A Procuradoria-Geral da República (PGR) acusou Anderson Gustavo Torres de apresentar um bilhete de passagem falso para justificar sua ausência no dia 8 de janeiro de 2023, data em que os Três Poderes foram invadidos em Brasília.
Segundo a PGR, o documento usado pelo então Secretário de Segurança Pública do Distrito Federal não corresponde aos registros da companhia aérea Gol. A falsificação, portanto, revela uma tentativa deliberada de Torres de se ausentar e se eximir de responsabilidade pelos atos golpistas.
De acordo com as alegações finais apresentadas pela PGR ao Supremo Tribunal Federal (STF) nesta segunda-feira (14), o localizador “MYIDST”, indicado por Torres, não condiz com seus dados, e não há voos registrados no trecho Brasília/Orlando, voo G3-9460, em seu nome.
Os advogados de Anderson Torres sustentam que a viagem aos Estados Unidos foi programada desde julho de 2022 e que a passagem foi comprada em novembro do mesmo ano. Ele tomou posse no cargo em 2 de janeiro de 2023, trabalhou até o dia 6 e alegou que estaria de férias a partir do dia 9.
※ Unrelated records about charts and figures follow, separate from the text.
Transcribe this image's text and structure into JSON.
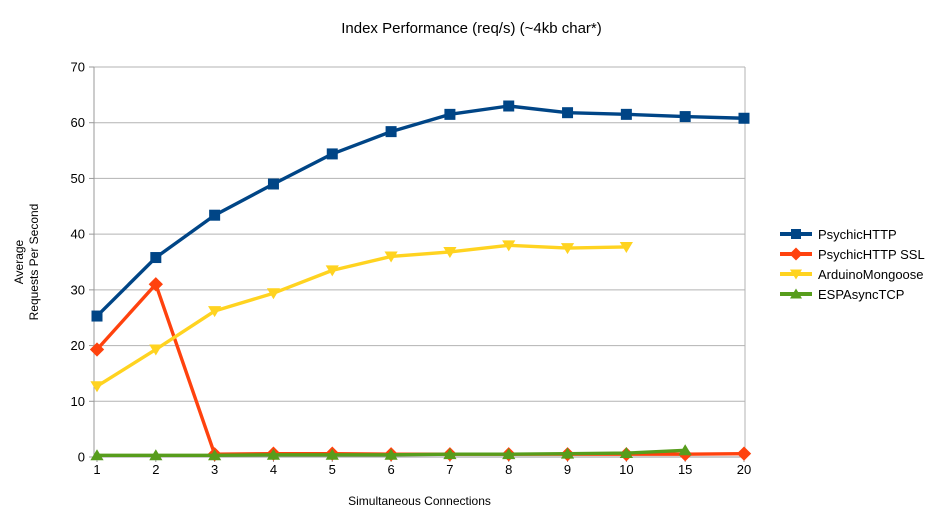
{
  "chart_data": {
    "type": "line",
    "title": "Index Performance (req/s) (~4kb char*)",
    "xlabel": "Simultaneous Connections",
    "ylabel_lines": [
      "Average",
      "Requests Per Second"
    ],
    "categories": [
      "1",
      "2",
      "3",
      "4",
      "5",
      "6",
      "7",
      "8",
      "9",
      "10",
      "15",
      "20"
    ],
    "ylim": [
      0,
      70
    ],
    "y_ticks": [
      0,
      10,
      20,
      30,
      40,
      50,
      60,
      70
    ],
    "grid": "horizontal-only",
    "legend_position": "right",
    "colors": {
      "grid": "#b3b3b3",
      "axis": "#999999",
      "text": "#000000",
      "background": "#ffffff"
    },
    "series": [
      {
        "name": "PsychicHTTP",
        "color": "#004586",
        "marker": "square",
        "values": [
          25.3,
          35.8,
          43.4,
          49.0,
          54.4,
          58.4,
          61.5,
          63.0,
          61.8,
          61.5,
          61.1,
          60.8
        ]
      },
      {
        "name": "PsychicHTTP SSL",
        "color": "#ff420e",
        "marker": "diamond",
        "values": [
          19.3,
          31.0,
          0.5,
          0.6,
          0.6,
          0.5,
          0.5,
          0.5,
          0.5,
          0.5,
          0.5,
          0.6
        ]
      },
      {
        "name": "ArduinoMongoose",
        "color": "#ffd320",
        "marker": "triangle-down",
        "values": [
          12.7,
          19.3,
          26.2,
          29.4,
          33.5,
          36.0,
          36.8,
          38.0,
          37.5,
          37.7
        ]
      },
      {
        "name": "ESPAsyncTCP",
        "color": "#579d1c",
        "marker": "triangle-up",
        "values": [
          0.3,
          0.3,
          0.3,
          0.4,
          0.4,
          0.4,
          0.5,
          0.5,
          0.6,
          0.7,
          1.2
        ]
      }
    ]
  }
}
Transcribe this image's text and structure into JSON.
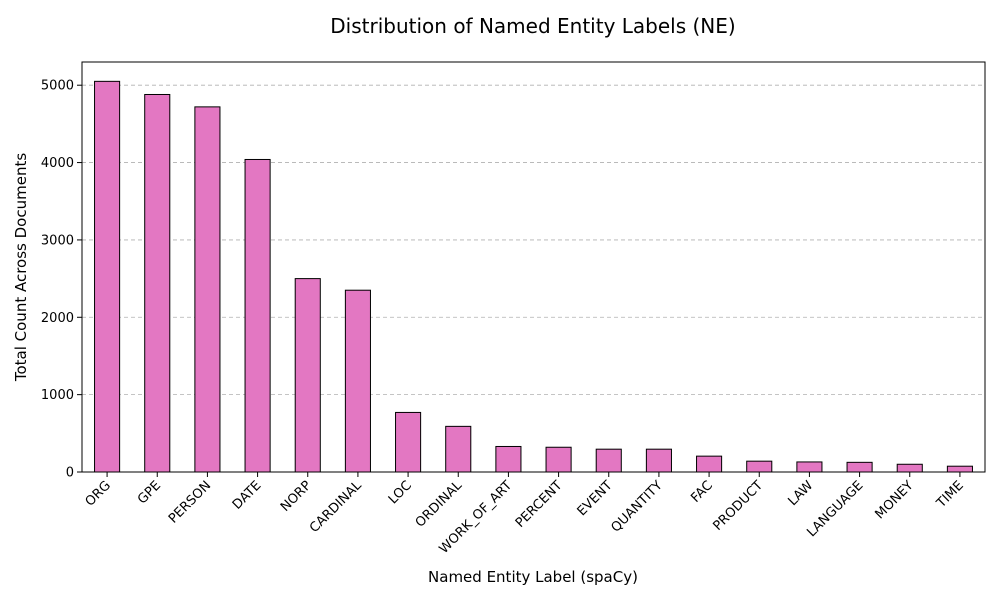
{
  "chart_data": {
    "type": "bar",
    "title": "Distribution of Named Entity Labels (NE)",
    "xlabel": "Named Entity Label (spaCy)",
    "ylabel": "Total Count Across Documents",
    "categories": [
      "ORG",
      "GPE",
      "PERSON",
      "DATE",
      "NORP",
      "CARDINAL",
      "LOC",
      "ORDINAL",
      "WORK_OF_ART",
      "PERCENT",
      "EVENT",
      "QUANTITY",
      "FAC",
      "PRODUCT",
      "LAW",
      "LANGUAGE",
      "MONEY",
      "TIME"
    ],
    "values": [
      5050,
      4880,
      4720,
      4040,
      2500,
      2350,
      770,
      590,
      330,
      320,
      295,
      295,
      205,
      140,
      130,
      125,
      100,
      75
    ],
    "ylim": [
      0,
      5300
    ],
    "yticks": [
      0,
      1000,
      2000,
      3000,
      4000,
      5000
    ],
    "grid": "y-dashed",
    "bar_color": "#e377c2",
    "edge_color": "#000000",
    "x_tick_rotation": 45
  }
}
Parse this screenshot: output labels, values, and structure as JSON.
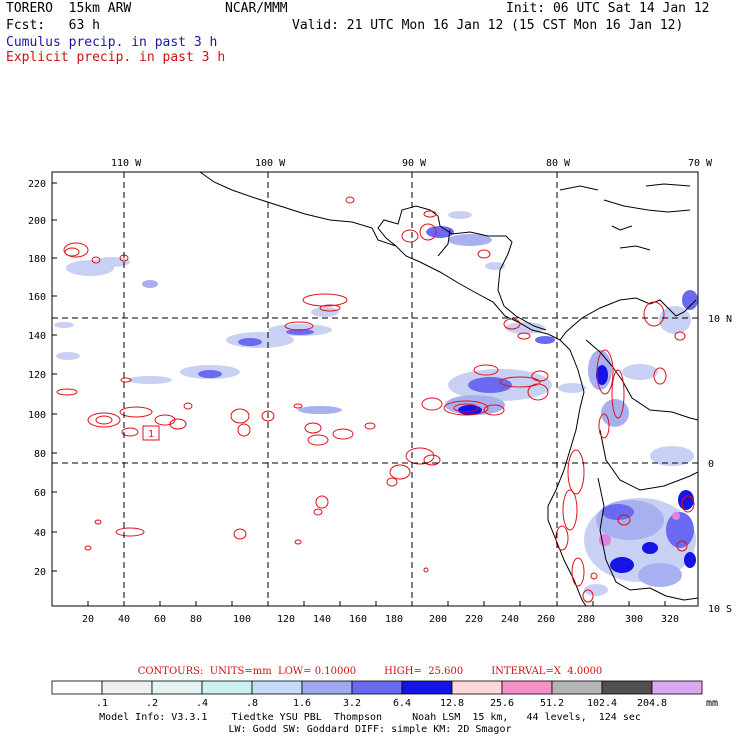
{
  "header": {
    "model": "TORERO  15km ARW",
    "org": "NCAR/MMM",
    "init": "Init: 06 UTC Sat 14 Jan 12",
    "fcst": "Fcst:   63 h",
    "valid": "Valid: 21 UTC Mon 16 Jan 12 (15 CST Mon 16 Jan 12)",
    "cumulus": "Cumulus precip. in past 3 h",
    "explicit": "Explicit precip. in past 3 h"
  },
  "map": {
    "top_lon_labels": [
      "110 W",
      "100 W",
      "90 W",
      "80 W",
      "70 W"
    ],
    "right_lat_labels": [
      "10 N",
      "0",
      "10 S"
    ],
    "y_ticks": [
      "220",
      "200",
      "180",
      "160",
      "140",
      "120",
      "100",
      "80",
      "60",
      "40",
      "20"
    ],
    "x_ticks": [
      "20",
      "40",
      "60",
      "80",
      "100",
      "120",
      "140",
      "160",
      "180",
      "200",
      "220",
      "240",
      "260",
      "280",
      "300",
      "320"
    ],
    "box_label": "1",
    "colors": {
      "coast": "#000000",
      "contour": "#e0101a",
      "light_blue": "#c8d0f4",
      "mid_blue": "#6a6af0",
      "dark_blue": "#1414e6",
      "magenta": "#e082e0"
    }
  },
  "legend": {
    "contours": "CONTOURS:  UNITS=mm  LOW= 0.10000",
    "high": "HIGH=  25.600",
    "interval": "INTERVAL=X  4.0000",
    "labels": [
      ".1",
      ".2",
      ".4",
      ".8",
      "1.6",
      "3.2",
      "6.4",
      "12.8",
      "25.6",
      "51.2",
      "102.4",
      "204.8"
    ],
    "units": "mm",
    "colors": [
      "#ffffff",
      "#f0f0f0",
      "#e4f4f4",
      "#ccf0f0",
      "#c4dcf8",
      "#a0a8f0",
      "#6a6af0",
      "#1414e6",
      "#fcd8d8",
      "#f890c8",
      "#b4b4b4",
      "#505050",
      "#d8a8f0"
    ]
  },
  "footer": {
    "line1": "Model Info: V3.3.1    Tiedtke YSU PBL  Thompson     Noah LSM  15 km,   44 levels,  124 sec",
    "line2": "LW: Godd SW: Goddard DIFF: simple KM: 2D Smagor"
  }
}
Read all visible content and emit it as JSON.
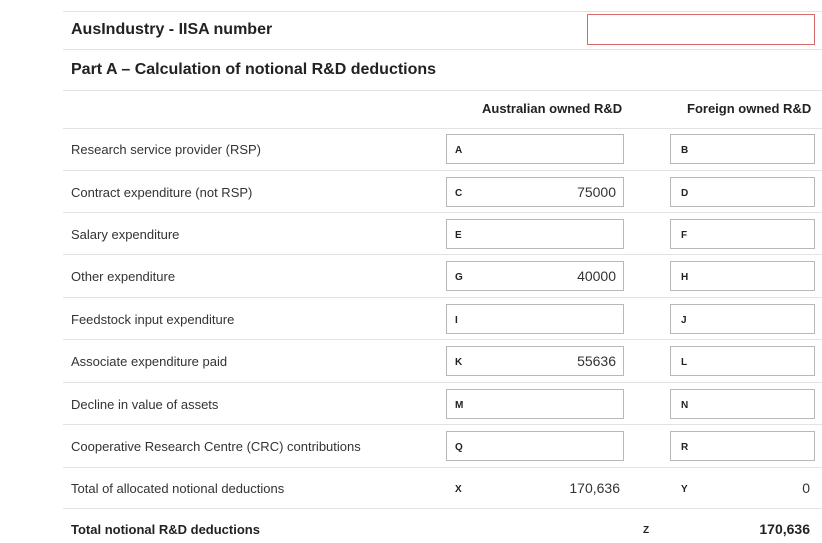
{
  "iisa": {
    "label": "AusIndustry - IISA number",
    "value": ""
  },
  "part_a": {
    "title": "Part A – Calculation of notional R&D deductions",
    "col_australian": "Australian owned R&D",
    "col_foreign": "Foreign owned R&D",
    "rows": [
      {
        "label": "Research service provider (RSP)",
        "aus_code": "A",
        "aus_value": "",
        "for_code": "B",
        "for_value": ""
      },
      {
        "label": "Contract expenditure (not RSP)",
        "aus_code": "C",
        "aus_value": "75000",
        "for_code": "D",
        "for_value": ""
      },
      {
        "label": "Salary expenditure",
        "aus_code": "E",
        "aus_value": "",
        "for_code": "F",
        "for_value": ""
      },
      {
        "label": "Other expenditure",
        "aus_code": "G",
        "aus_value": "40000",
        "for_code": "H",
        "for_value": ""
      },
      {
        "label": "Feedstock input expenditure",
        "aus_code": "I",
        "aus_value": "",
        "for_code": "J",
        "for_value": ""
      },
      {
        "label": "Associate expenditure paid",
        "aus_code": "K",
        "aus_value": "55636",
        "for_code": "L",
        "for_value": ""
      },
      {
        "label": "Decline in value of assets",
        "aus_code": "M",
        "aus_value": "",
        "for_code": "N",
        "for_value": ""
      },
      {
        "label": "Cooperative Research Centre (CRC) contributions",
        "aus_code": "Q",
        "aus_value": "",
        "for_code": "R",
        "for_value": ""
      }
    ],
    "total_allocated": {
      "label": "Total of allocated notional deductions",
      "aus_code": "X",
      "aus_value": "170,636",
      "for_code": "Y",
      "for_value": "0"
    },
    "total_notional": {
      "label": "Total notional R&D deductions",
      "code": "Z",
      "value": "170,636"
    }
  }
}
Segundo a defesa, o secretário interino, Fernando Oliveira, já estava ciente da substituição e assumiu a função ainda no dia 6. Um Plano de Ações Integradas (PAI) teria sido elaborado previamente, e, conforme Torres, se tivesse sido seguido à risca, os atos do 8 de janeiro não teriam ocorrido.
Apesar da justificativa da defesa, a PGR destaca que alertas sobre a possibilidade de manifestações violentas já estavam sendo distribuídos.
Em 6 de janeiro de 2023, data da viagem de Torres, a Secretaria de Segurança Pública do DF recebeu um relatório da Força Nacional alertando sobre os riscos. Outros avisos mencionavam termos como “Tomada de Poder” e indicavam o aumento no número de ônibus com manifestantes.
Ainda assim, o efetivo policial empregado no dia foi considerado insuficiente. A atuação das forças de segurança demorou quase duas horas para ser reforçada. Parte dos comandantes de batalhões da PMDF também estava de férias no dia dos atos.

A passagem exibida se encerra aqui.